È indubbio che esista un problema di risorse complessivamente intese ma è altrettanto noto che in qualsiasi settore aziendale migliorare la performance e la “accountability” dipende dall’avere degli obiettivi condivisi che uniscano gli interessi e le attività di tutti gli stakeholders. E infatti il concetto di valore si riferisce al risultato raggiunto anche in rapporto al costo atteso del trattamento. Inoltre definire e misurare il valore è essenziale per comprendere la performance di qualsiasi organizzazione sanitaria e per orientarla verso il miglioramento continuo ed infatti, nell’assistenza sanitaria, il valore è anche l’esito in termini di salute raggiunta dal paziente per ogni euro speso.

L’essenza delle prossime azioni in campo di management sanitario sarà privilegiare quelle orientate alla misurazione accurata dei fenomeni che vorremo gestire e migliorare, ricordando quello che scriveva Daniel Yankelovic nel 1972 (Corporate priorities : a continuing study of the new domands of business). Il suo pensiero esprimeva la complessità della misurazione e implicitamente sottolineava quanto sia indispensabile gestire le dinamiche aziendali prestando attenzione a ciò che è davvero importante e mettendo in discussione tipici, spesso automatici, comportamenti organizzativi che ostacolano il miglioramento. Peccato che ancora oggi nelle organizzazioni sanitarie il pensiero che si percepisce sempre presente e dominante è “abbiamo sempre fatto cosi”. È evidente che non potremo che migliorare, in futuro!

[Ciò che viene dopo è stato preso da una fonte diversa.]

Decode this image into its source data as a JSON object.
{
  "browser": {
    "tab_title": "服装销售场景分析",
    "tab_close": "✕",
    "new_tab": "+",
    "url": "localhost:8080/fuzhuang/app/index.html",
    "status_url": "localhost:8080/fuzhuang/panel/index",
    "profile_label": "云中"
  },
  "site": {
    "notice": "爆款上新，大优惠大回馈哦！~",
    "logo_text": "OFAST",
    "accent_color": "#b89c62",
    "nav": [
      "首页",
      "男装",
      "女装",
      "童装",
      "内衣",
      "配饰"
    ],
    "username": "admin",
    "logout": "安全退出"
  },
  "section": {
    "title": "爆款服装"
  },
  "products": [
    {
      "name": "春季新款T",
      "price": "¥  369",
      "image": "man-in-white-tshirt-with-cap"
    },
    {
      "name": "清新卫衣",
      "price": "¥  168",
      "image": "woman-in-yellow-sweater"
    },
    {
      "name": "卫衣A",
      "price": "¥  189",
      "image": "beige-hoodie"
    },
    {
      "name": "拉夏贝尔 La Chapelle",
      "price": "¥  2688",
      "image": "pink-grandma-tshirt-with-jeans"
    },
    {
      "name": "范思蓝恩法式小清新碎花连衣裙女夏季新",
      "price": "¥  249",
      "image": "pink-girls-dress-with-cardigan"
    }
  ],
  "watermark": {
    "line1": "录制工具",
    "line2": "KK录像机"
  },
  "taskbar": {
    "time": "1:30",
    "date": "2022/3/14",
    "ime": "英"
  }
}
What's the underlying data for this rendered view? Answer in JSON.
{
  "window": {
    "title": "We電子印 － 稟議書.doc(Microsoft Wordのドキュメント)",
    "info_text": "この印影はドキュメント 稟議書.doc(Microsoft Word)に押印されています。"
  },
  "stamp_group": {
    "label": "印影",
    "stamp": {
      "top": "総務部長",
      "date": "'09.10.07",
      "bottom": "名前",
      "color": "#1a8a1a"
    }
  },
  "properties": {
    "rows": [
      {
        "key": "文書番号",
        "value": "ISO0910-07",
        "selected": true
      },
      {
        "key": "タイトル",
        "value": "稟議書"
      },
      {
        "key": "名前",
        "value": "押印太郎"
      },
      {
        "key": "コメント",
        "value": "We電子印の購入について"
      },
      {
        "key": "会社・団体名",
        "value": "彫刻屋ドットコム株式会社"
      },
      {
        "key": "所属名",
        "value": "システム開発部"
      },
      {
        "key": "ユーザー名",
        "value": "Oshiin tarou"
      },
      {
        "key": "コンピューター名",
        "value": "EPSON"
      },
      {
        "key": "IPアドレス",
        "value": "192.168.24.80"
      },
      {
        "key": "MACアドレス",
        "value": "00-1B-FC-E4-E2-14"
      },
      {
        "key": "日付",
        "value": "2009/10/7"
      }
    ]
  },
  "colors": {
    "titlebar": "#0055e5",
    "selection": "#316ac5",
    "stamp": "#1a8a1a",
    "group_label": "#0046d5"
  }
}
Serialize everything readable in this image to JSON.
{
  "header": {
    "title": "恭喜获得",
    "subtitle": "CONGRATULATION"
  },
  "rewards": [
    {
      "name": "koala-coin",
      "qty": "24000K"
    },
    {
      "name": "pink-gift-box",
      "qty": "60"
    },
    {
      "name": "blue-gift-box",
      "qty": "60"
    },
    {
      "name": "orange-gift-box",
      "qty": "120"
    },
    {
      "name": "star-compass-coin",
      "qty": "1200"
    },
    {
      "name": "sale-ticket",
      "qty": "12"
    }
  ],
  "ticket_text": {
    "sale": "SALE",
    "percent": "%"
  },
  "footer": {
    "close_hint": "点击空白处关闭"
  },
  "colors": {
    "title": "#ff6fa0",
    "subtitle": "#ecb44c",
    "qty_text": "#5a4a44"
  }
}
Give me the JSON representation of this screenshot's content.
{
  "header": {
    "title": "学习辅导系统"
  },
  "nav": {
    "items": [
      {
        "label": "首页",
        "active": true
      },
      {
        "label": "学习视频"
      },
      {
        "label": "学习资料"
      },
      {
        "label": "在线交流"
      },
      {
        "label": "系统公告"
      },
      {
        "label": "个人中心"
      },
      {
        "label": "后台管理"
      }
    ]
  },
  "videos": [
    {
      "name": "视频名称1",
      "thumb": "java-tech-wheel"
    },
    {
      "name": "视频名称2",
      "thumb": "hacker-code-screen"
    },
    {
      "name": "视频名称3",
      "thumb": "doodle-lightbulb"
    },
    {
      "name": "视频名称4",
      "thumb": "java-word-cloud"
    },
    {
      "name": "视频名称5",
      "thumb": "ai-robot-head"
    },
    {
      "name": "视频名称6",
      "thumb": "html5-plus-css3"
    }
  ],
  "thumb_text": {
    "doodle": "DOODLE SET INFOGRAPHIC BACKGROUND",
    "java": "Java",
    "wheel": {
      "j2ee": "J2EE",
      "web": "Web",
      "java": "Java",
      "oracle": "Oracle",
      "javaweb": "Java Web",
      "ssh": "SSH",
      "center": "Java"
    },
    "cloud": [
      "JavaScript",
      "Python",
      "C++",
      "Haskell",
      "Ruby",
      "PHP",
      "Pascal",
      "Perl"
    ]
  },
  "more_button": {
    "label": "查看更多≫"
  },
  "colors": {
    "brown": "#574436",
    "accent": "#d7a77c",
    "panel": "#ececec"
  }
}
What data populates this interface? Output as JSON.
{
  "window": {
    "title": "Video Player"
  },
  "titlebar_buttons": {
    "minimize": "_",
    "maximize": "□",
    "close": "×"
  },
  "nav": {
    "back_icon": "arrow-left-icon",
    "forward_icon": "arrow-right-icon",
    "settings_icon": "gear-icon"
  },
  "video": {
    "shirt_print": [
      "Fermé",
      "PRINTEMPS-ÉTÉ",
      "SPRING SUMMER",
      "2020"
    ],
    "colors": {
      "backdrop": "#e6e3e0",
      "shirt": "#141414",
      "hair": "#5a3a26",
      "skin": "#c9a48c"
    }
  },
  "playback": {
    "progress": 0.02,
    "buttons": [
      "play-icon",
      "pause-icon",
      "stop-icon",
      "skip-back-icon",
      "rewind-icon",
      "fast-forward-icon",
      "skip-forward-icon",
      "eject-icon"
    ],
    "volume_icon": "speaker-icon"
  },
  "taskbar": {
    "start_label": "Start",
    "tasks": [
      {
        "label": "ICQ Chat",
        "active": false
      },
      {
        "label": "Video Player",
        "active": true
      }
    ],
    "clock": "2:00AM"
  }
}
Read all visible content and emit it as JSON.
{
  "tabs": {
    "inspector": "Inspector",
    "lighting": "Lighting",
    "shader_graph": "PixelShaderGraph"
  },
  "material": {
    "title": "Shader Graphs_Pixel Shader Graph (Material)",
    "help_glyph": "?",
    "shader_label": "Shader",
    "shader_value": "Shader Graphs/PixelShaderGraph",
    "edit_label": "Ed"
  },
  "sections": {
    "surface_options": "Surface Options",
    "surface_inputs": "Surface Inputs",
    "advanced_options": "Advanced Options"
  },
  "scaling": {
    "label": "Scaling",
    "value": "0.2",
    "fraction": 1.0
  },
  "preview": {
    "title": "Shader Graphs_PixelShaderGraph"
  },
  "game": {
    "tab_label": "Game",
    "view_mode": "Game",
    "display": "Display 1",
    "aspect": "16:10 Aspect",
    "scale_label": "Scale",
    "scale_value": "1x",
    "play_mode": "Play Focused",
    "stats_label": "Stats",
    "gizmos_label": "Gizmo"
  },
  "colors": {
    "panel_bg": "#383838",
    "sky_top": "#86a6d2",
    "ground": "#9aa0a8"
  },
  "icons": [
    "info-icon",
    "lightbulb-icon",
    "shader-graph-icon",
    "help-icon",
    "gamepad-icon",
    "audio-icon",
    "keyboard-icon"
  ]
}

Concludo con alcune riflessioni riportate nell’ultimo Rapporto Oasi 2023 Cergas-Bocconi che indicano i passi non indolori ma necessari da fare subito :

  • un’analisi dettagliata dei consumi di pazienti con profili di salute omogenei, per individuare le aree di over- e undertreatment, considerando nel conteggio anche quanto ottenuto in regime privato;

  • la limitazione delle prescrizioni a quanto effettivamente erogabile;

  • lo snellimento delle procedure, facendo coincidere i momenti della prescrizione e della prenotazione.

Questo comporterà una riorganizzazione dei servizi, passando dalla logica prestazionale a quella della presa in carico (il percorso di cura) con la conseguente necessità di cambiare il sistema di finanziamento. Questo cambiamento sarebbe una modalità di spendere i fondi del PNRR in modo più razionale rispetto al semplice potenziamento dei servizi a modello sostanzialmente invariato che, oltretutto, non avrà possibilità di essere sostenibile nel lungo periodo.